カンボジアの残念な面

2014年12月20日

カンボジアは活気に満ちて発展が期待できる、現代のニューフォロンティアですが、発展途上国ゆえの残念な面も数多くあります。

そのうちの1つは、上は政府高官から下は一般の会社員に至るまで横領が横行していることです。
政府高官の件に関しては、多くの公共事業のお金がよくわからないままに消えて行って、道路工事などの予算が無くなってとん挫してしまうことが日常茶飯です。

我々に身近な従業員による横領は、私の知っている殆ど全てと言っていい企業が悩まされています。
これまで弊社にはそのようなことは起こらなかったのですが、今回発生してしまいました。

私が日本に一時帰国した期間に、留守番役の日本人社員がカンボジア人女子社員にオフィスの家賃を払いに行かせたところ、その女子社員が翌日から出社しなくなりました。

連絡が中々取れず、2,3日後に連絡が取れた時には、女子社員は「トラブルに巻き込まれて、頭を殴られて気を失い、気が付いたら病院のベッドに居た。しばらく休みたい。」と言ってきました。

それで、留守番役の日本人は2,3日様子を見たようです。その後私がカンボジアに帰ってきて、その女子社員に電話で連絡を取ろうとしましたが、携帯電話が2つともクローズされていて何日も連絡が取れません。
メールで連絡するように催促しても何の返答も帰ってきません。

そこで、私は彼女の家に行ってみるしかないと考えましたが、会社に届けられた住所がプノンペン市内の大きな郡名とその番地名だけで、ストリート名がありません。これでは、そこの郡に行ってみても探すのは事実上不可能に近い状態です。

住所だけでは家を探せないため、彼女の友人を当たって行き、2日がかりで何とか彼女の家を突き止めました。
プノンペン市内のカンボジア人だけが住むスラムに近いような住宅街の奥の家を訪ねた時、彼女は不在で母親が家にいました。

母親は、「(彼女は)仕事に行っている。夜9時ころに帰る。」ということでした。まだ夕方5時でしたので、一旦引き揚げて9時に再び来ることにしました。
すると、6時頃に留守番役日本人から電話があり、「彼女から今電話があった。預かったオフィスの家賃をついつい使い込んでしまい、怖くなって会社に来れなくなった」とのことでした。

9時に家に行くと、果たして彼女がいました。夕方に日本人が家に来たと母親から聞いて、英語を話す彼女の姉も待っていました。
彼女に事情を説明させると、「家賃を使い込んだのではなく、失くしてしまい、怖くて会社に来れなかった。入院は本当だ。」と言います。
先程留守番役日本人に話した内容と違うので、信用できません。簡単に都合の良い嘘をついているようです。
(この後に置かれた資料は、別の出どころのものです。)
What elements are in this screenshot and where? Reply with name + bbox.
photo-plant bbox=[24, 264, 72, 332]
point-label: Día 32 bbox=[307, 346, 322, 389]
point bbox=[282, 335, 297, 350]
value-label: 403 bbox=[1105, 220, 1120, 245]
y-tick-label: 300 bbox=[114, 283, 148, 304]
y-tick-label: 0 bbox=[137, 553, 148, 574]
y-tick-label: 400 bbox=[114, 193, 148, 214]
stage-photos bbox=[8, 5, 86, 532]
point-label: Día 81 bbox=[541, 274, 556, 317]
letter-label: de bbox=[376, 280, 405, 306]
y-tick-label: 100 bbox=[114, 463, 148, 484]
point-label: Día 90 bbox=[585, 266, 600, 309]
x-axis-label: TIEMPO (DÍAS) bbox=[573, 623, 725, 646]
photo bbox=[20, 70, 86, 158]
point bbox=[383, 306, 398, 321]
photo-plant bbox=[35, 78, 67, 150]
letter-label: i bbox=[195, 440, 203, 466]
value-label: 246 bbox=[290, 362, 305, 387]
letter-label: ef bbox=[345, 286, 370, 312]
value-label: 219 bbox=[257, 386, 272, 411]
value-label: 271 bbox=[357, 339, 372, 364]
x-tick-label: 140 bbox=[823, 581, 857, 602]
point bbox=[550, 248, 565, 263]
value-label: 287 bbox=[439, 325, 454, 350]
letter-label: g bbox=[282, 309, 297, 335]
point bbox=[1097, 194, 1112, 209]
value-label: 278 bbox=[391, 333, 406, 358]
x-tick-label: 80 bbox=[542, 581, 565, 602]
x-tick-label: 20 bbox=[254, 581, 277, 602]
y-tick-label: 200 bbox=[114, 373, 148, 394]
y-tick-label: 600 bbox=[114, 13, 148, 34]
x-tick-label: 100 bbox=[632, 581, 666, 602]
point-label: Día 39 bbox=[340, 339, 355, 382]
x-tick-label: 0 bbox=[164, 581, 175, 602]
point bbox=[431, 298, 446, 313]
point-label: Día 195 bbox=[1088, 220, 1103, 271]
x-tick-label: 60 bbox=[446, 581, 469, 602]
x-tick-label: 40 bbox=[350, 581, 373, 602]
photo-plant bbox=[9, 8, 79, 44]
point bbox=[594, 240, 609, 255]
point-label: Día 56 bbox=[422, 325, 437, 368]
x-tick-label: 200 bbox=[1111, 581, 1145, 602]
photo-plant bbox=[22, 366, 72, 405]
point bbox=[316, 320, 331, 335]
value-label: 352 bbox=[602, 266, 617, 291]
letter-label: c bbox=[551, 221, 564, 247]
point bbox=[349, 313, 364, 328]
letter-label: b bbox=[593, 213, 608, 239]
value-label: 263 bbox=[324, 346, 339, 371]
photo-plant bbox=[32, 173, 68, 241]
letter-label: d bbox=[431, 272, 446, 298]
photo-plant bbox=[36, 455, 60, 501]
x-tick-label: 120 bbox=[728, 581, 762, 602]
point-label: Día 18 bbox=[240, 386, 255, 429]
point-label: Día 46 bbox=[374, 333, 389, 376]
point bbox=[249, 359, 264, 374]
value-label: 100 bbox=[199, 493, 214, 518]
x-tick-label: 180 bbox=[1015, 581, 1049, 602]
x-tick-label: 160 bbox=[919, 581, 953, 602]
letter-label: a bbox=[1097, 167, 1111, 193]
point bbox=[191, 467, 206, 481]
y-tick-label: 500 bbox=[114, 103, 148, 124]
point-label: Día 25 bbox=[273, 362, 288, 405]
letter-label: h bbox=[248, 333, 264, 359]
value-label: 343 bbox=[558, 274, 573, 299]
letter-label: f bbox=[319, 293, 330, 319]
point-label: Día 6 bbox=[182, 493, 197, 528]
姉に話すと、大変驚いて「彼女の給料から月々差し引いて返済させてほしい。」と言います。
私の方は、彼女が電話までクローズして隠れようとしたので、「もう信用できないので解雇します。ただ、まだ若いので警察沙汰にはせず、次の仕事を見つけて来月から毎月返済してください。」と話しました。

結局、彼女の姉を保証人として、返済する旨の文書を作り一件落着となりました。

「カンボジア人は(お金が目の前にあると)我慢できない。」、「後先考えずすぐバレルことや、嘘を簡単についてしまう。」とよく言われますが、自分の会社でこんなことが起こり、大変残念です。

彼女の場合は大学まで出ていますが、子供時代に基本的な道徳観念の躾がなされていなかったようです。
カンボジアでは、ポルポトの数百万人の虐殺によって社会秩序や道徳観念までが完全に崩壊してしまい、今もその再建途上にあると言われています。

カンボジア人全体にこのような道徳観念が行き渡り、横領が減って社会がより良くなることを願っています。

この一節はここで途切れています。